O historiador caldense João Bonifácio Serra, com uma carreira ligada à cultura e ao conhecimento, faleceu nesta quarta-feira aos 73 anos, em vésperas de completar mais um aniversário, o que deveria acontecer a 22 de abril. Foi uma personalidade reconhecida nos meios académicos, intelectuais, sociais e políticos pela significativa obra e destacado contributo nas diversas funções que exerceu – pedagogo, pensador, autor e investigador na história da arte, na cultura e na gestão cultural.
Entre as várias notas de pesar tornadas públicas, destaque para a emitida pelo Presidente da República, Marcelo Rebelo de Sousa, que apresentou as “sentidas condolências” à família de João Bonifácio Serra, que foi consultor, assessor e chefe da Casa Civil do presidente Jorge Sampaio, com quem trabalhou desde o primeiro até ao último dia no Palácio de Belém, de 1996 a 2006.

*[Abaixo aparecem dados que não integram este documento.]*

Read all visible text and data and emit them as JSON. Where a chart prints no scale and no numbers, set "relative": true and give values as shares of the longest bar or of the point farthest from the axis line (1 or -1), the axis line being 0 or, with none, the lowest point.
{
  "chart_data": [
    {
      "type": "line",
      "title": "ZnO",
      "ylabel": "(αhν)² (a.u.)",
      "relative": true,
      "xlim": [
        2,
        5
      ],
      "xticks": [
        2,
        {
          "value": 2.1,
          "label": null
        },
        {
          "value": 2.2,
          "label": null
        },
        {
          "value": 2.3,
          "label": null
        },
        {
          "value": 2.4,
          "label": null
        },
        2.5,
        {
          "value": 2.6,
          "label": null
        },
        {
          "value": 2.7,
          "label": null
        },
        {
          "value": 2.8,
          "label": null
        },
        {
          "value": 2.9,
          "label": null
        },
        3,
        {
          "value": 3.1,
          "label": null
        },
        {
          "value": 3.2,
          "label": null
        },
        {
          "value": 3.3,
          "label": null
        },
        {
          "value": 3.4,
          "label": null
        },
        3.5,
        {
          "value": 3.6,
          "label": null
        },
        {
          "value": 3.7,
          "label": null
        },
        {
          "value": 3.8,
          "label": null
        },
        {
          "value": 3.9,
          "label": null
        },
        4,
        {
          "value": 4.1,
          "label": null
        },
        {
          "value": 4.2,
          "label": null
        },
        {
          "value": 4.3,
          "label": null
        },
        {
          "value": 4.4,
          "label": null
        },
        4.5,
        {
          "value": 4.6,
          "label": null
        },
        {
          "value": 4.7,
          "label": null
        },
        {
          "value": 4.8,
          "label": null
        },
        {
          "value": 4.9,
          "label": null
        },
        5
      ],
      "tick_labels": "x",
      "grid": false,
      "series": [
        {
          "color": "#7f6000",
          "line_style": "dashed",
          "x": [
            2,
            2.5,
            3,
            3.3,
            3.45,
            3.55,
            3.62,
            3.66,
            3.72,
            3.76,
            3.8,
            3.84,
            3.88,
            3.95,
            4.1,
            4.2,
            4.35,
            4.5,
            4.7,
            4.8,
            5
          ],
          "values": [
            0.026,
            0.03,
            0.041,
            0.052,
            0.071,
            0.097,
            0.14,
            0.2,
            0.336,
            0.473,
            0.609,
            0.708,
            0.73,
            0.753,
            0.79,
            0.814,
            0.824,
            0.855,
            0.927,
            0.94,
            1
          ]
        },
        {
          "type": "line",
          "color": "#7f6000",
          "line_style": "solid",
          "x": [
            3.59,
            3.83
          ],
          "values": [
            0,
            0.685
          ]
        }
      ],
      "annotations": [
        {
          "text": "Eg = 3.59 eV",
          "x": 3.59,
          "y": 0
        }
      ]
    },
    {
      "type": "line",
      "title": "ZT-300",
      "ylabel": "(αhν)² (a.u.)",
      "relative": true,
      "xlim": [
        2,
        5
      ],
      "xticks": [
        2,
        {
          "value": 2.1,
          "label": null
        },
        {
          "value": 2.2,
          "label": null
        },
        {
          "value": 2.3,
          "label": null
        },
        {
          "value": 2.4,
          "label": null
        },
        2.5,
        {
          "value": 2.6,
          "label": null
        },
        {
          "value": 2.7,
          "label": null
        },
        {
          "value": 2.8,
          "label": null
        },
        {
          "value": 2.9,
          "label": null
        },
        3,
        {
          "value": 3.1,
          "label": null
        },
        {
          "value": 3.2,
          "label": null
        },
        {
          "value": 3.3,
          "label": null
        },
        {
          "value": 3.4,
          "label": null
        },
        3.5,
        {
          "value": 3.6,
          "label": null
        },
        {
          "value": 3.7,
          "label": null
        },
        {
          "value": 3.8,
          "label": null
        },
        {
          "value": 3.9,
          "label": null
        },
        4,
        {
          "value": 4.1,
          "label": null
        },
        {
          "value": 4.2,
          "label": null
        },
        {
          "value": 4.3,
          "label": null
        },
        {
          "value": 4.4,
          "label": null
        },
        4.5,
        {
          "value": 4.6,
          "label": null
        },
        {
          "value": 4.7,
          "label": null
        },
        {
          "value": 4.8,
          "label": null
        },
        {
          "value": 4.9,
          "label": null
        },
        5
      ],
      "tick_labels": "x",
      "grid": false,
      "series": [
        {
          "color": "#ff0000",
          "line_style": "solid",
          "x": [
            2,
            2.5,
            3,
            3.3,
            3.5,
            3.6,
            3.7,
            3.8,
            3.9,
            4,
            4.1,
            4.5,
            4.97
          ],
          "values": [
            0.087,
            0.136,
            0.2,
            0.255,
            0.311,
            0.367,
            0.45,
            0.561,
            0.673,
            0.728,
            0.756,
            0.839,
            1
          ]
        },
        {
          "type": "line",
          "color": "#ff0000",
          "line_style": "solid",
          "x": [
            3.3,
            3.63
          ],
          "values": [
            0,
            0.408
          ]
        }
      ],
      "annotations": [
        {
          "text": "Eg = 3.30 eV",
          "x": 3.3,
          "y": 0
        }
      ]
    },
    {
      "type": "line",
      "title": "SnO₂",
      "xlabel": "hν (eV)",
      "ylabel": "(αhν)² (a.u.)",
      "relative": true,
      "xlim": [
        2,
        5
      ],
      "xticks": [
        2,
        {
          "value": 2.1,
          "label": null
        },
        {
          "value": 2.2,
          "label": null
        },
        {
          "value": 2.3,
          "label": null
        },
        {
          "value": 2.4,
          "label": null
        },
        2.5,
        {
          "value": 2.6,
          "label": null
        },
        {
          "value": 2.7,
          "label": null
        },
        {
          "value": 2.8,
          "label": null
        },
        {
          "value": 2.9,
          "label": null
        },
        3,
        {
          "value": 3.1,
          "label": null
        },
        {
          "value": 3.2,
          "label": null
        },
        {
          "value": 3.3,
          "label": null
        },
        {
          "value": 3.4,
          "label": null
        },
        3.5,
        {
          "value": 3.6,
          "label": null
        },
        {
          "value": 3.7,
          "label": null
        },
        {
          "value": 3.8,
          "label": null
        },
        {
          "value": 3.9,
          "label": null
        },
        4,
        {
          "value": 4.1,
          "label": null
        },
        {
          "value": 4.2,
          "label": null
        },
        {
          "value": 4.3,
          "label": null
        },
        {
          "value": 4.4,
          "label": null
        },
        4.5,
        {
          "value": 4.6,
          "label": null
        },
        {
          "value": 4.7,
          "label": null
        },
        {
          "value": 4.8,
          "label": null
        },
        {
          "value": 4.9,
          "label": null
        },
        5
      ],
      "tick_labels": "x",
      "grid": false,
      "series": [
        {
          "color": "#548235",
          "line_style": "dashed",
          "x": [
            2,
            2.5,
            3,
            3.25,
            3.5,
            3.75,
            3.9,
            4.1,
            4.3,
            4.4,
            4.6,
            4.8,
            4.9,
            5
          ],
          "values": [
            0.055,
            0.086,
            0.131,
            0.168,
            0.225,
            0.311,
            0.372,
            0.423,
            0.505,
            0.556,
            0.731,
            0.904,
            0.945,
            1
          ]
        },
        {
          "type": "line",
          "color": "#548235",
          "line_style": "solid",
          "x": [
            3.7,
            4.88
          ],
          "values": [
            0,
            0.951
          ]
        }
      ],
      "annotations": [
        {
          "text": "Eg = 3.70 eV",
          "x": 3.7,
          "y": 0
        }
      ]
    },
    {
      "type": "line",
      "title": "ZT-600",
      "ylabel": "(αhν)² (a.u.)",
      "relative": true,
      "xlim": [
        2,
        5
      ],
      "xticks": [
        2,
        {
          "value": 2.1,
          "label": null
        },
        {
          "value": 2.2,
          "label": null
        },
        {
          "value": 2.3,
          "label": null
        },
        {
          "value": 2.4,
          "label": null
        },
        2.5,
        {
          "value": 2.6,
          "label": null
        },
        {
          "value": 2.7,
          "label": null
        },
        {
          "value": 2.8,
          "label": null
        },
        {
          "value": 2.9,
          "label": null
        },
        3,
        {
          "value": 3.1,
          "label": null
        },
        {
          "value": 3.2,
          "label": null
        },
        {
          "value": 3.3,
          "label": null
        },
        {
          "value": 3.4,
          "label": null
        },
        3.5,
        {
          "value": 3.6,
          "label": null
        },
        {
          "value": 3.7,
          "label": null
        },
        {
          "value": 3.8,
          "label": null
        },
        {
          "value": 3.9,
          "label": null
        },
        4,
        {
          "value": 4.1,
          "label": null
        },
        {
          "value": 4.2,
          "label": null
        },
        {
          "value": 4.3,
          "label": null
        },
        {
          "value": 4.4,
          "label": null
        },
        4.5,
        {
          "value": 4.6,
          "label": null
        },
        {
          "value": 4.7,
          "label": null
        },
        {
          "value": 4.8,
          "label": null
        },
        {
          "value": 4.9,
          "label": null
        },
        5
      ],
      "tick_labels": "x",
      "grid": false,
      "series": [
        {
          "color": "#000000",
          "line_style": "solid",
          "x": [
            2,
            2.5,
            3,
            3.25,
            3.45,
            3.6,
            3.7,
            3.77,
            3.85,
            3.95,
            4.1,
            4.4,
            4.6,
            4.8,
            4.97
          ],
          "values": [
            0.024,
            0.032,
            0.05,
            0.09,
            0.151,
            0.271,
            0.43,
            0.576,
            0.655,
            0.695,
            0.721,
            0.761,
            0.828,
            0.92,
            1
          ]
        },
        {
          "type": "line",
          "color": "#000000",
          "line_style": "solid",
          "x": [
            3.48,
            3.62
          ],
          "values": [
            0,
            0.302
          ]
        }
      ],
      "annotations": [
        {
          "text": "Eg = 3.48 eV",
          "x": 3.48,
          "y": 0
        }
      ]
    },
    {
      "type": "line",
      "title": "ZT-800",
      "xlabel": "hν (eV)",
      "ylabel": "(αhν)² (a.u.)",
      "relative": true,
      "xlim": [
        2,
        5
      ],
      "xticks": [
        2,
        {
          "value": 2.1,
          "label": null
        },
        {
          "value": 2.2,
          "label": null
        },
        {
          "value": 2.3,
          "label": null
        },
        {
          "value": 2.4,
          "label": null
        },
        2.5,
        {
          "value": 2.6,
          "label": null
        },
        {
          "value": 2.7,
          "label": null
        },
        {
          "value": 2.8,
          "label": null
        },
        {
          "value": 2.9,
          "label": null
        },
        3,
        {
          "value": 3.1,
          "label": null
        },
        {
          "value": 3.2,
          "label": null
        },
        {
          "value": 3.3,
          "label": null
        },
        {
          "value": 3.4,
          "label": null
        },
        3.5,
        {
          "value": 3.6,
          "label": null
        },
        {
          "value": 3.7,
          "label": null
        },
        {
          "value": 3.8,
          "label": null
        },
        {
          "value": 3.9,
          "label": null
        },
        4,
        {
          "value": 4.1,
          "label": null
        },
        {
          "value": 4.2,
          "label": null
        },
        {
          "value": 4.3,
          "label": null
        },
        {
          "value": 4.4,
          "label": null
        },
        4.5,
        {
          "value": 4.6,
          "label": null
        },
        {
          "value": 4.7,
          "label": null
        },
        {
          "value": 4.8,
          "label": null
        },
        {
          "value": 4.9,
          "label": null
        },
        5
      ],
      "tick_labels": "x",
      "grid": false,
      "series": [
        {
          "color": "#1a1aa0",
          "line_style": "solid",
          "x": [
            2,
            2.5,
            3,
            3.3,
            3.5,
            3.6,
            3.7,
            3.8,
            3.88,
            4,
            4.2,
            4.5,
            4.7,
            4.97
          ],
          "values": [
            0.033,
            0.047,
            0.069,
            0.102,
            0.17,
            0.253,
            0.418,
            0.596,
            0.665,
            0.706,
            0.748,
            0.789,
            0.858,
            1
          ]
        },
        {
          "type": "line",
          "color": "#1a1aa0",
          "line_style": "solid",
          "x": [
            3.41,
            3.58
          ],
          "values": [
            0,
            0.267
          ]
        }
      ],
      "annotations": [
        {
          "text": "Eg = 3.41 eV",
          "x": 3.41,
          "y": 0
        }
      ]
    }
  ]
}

O ministro da Cultura, Pedro Adão e Silva, comentou que o caldense foi um “servidor público, historiador e homem de cultura. Deixa-nos uma marca muito relevante na vida educativa e cultural do país”.
Do rol de outros cargos públicos de grande responsabilidade, evidenciam-se os de presidente do Conselho de Administração da Fundação Cidade de Guimarães e programador da Área do Conhecimento, entre 2011 e 2013, depois de ter sido vogal da Fundação desde 2009.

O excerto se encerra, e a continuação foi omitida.